In 2019, amid big promises, state lawmakers launched an effort to lower drug prices through the creation of a Prescription Drug Affordability Council.
By creating an entity with a mandate to provide relief to consumers, lawmakers boasted, they were making Maryland the first state to tackle the pharmaceutical industry head-on. (Something Congress, with its penchant for Big Pharma campaign contributions, has refused to do.)
Nearly three years later, the board’s original mandate remains narrow — figure out which drugs cost too much, then put in place a legally defensible method to cap how much state and local government health plans can be forced to pay. to provide these drugs to their employees.
The Commission’s work to date has yet to benefit consumers or taxpayers. The panel got bogged down in administrative tasks such as finding a way to fund its work and hiring an executive director.

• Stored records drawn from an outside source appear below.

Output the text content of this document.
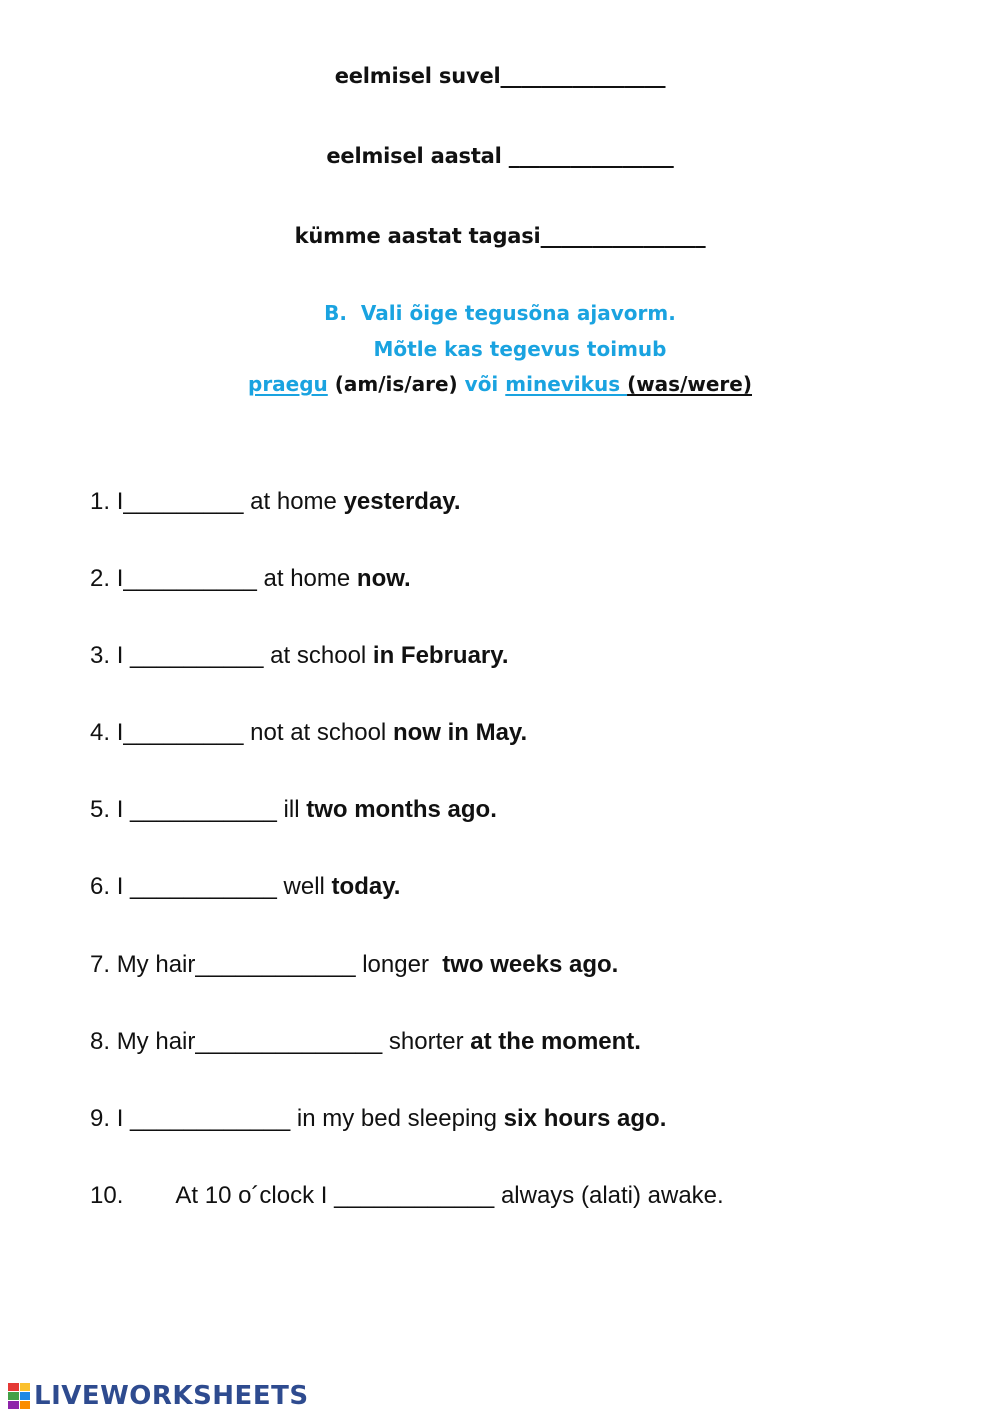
eelmisel suvel________________
eelmisel aastal ________________
kümme aastat tagasi________________
B. Vali õige tegusõna ajavorm.
Mõtle kas tegevus toimub
praegu (am/is/are) või minevikus (was/were)
1. I_________ at home yesterday.
2. I__________ at home now.
3. I __________ at school in February.
4. I_________ not at school now in May.
5. I ___________ ill two months ago.
6. I ___________ well today.
7. My hair____________ longer  two weeks ago.
8. My hair______________ shorter at the moment.
9. I ____________ in my bed sleeping six hours ago.
10. At 10 o´clock I ____________ always (alati) awake.
LIVEWORKSHEETS
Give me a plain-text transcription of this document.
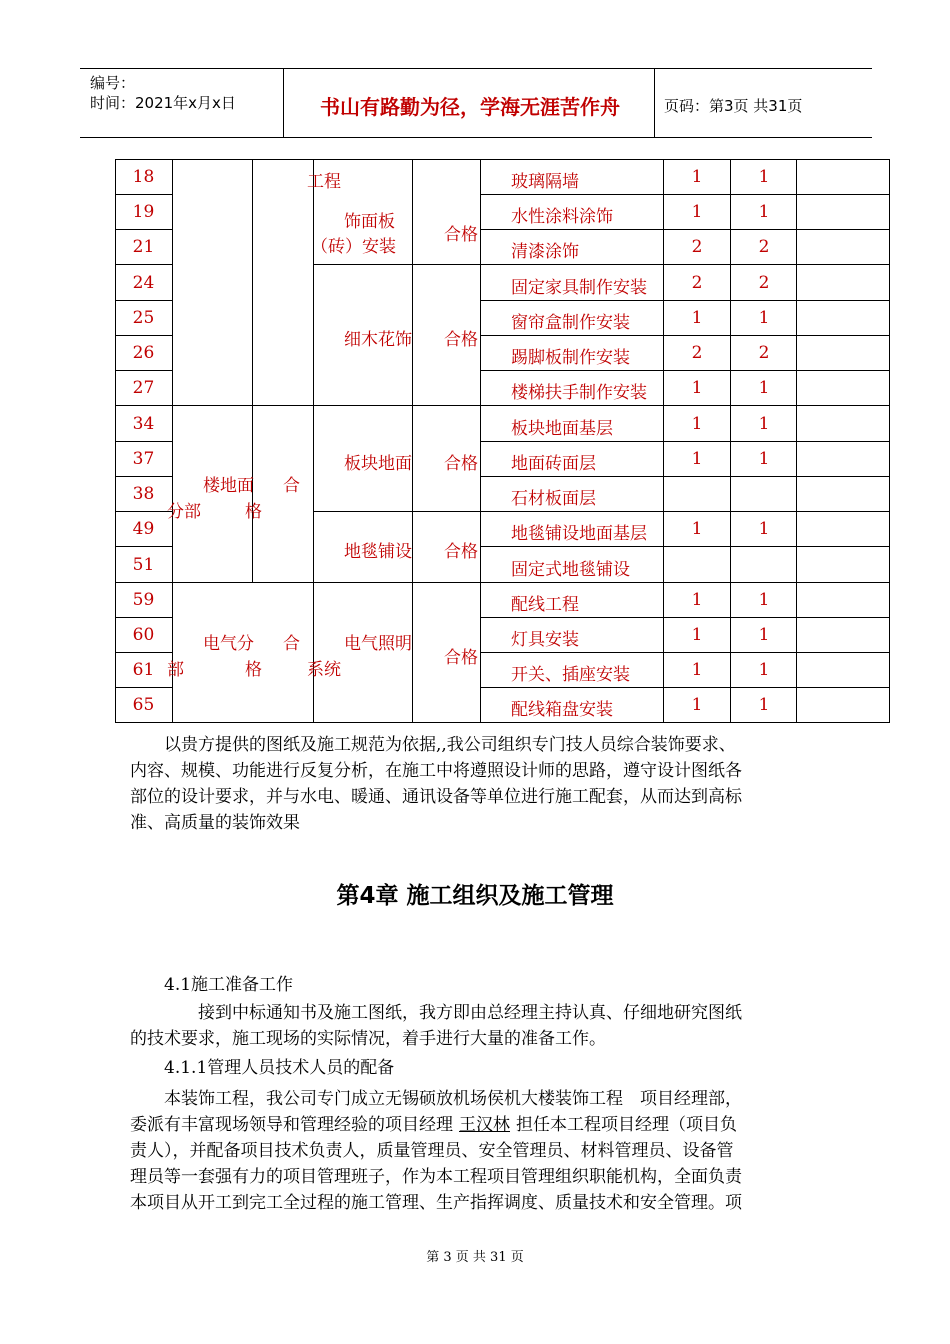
编号：
时间：2021年x月x日	书山有路勤为径，学海无涯苦作舟	页码：第3页 共31页
18
19
21
24
25
26
27
34
37
38
49
51
59
60
61
65
玻璃隔墙
水性涂料涂饰
清漆涂饰
固定家具制作安装
窗帘盒制作安装
踢脚板制作安装
楼梯扶手制作安装
板块地面基层
地面砖面层
石材板面层
地毯铺设地面基层
固定式地毯铺设
配线工程
灯具安装
开关、插座安装
配线箱盘安装
1
1
2
2
1
2
1
1
1
1
1
1
1
1
1
1
2
2
1
2
1
1
1
1
1
1
1
1
工程
饰面板
（砖）安装
合格
细木花饰 合格
楼地面
分部
合
格
板块地面 合格
地毯铺设 合格
电气分
部
合
格
电气照明
系统
合格
以贵方提供的图纸及施工规范为依据,,我公司组织专门技人员综合装饰要求、
内容、规模、功能进行反复分析，在施工中将遵照设计师的思路，遵守设计图纸各
部位的设计要求，并与水电、暖通、通讯设备等单位进行施工配套，从而达到高标
准、高质量的装饰效果
第4章 施工组织及施工管理
4.1施工准备工作
接到中标通知书及施工图纸，我方即由总经理主持认真、仔细地研究图纸
的技术要求，施工现场的实际情况，着手进行大量的准备工作。
4.1.1管理人员技术人员的配备
本装饰工程，我公司专门成立无锡硕放机场侯机大楼装饰工程　项目经理部，
委派有丰富现场领导和管理经验的项目经理 王汉林 担任本工程项目经理（项目负
责人），并配备项目技术负责人，质量管理员、安全管理员、材料管理员、设备管
理员等一套强有力的项目管理班子，作为本工程项目管理组织职能机构，全面负责
本项目从开工到完工全过程的施工管理、生产指挥调度、质量技术和安全管理。项
第 3 页 共 31 页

Despite the slow start, chairman of the board, former state Del. Van Mitchell, said the panel was generating momentum. A funding source has been identified, an executive director has been hired, and a “stakeholder council” is in place to provide community and industry feedback.
Mitchell said he expects the coming months will bring a series of recommendations on how to bring down sky-high drug prices. “We are getting there. We get organized. We are ready to present good things in the next 90 days…” he said in an interview.
The pharmaceutical lobby has fought the creation of the Maryland Affordability Council, and it has strengthened its presence in states that are making similar noises. Any cost-cutting or containment programs Maryland adopts are likely to face legal challenges from industry, Mitchell conceded. “Interfering with the market is a real concern for a lot of people, and it should be,” he said.
“I’m not looking for a quick win,” he added. “I want to find things that are sustainable and make good politics and common sense, not just a headline.”
Vincent DeMarco, head of Maryland Healthcare for All, an advocacy organization, expressed optimism that any price reduction mechanism the council engages in will survive scrutiny. “States do this all the time,” he said. “They do this with utilities. States do this to such an extent that they are involved in protecting their citizens against all kinds of acts.
The national campaign to reduce the cost of prescription drugs received a huge boost when Congress passed and President Biden signed the Cut Inflation Act, a measure that, among other things, will allow Medicare to use its purchasing power to negotiate lower drug prices. Democrats and consumer advocates have fought for such action for decades.
The IRA also caps monthly insulin costs for Medicare beneficiaries and requires drug companies to pay rebates if drug prices rise faster than inflation.
Under the law that created the Maryland Prescription Drug Board, the committee must provide recommendations next year on how to make drugs more affordable for all Marylanders — not just those covered by plans. state and local government health services.
Beginning this week, Maryland residents will have the opportunity to tell the council how they have been affected by drug costs. The Maryland Health Care for All Coalition and AARP Maryland are sponsoring a series of forums to be held across the state; a statewide virtual forum is scheduled for Tuesday evening.
“This is a key moment for the board as it begins to implement programs aimed at reducing drug costs,” said Jim Gutman, an AARP Maryland leader and stakeholder council member, in a press release. “The specific details of the audience at these forum sessions will be extremely valuable in this regard.”
In addition to its slow start to fund operations and hire staff, Mitchell said the council struggled to get data on drug prices. Such data is essential for the panel if it is to ask legislative leaders to declare a subset of drugs “overpriced.”
“It’s been a problem,” he said. “It’s hard to find data that isn’t two years old.”
Mitchell and the accessibility council’s new executive director, Andrew York, a former research analyst with the federal Centers for Medicare & Medicaid Services, meet regularly with leaders from other states. There was talk of pooling resources to put together good numbers.
“We’ll never have $1 million to buy data every year,” he said. “That’s just not how we’re organized.”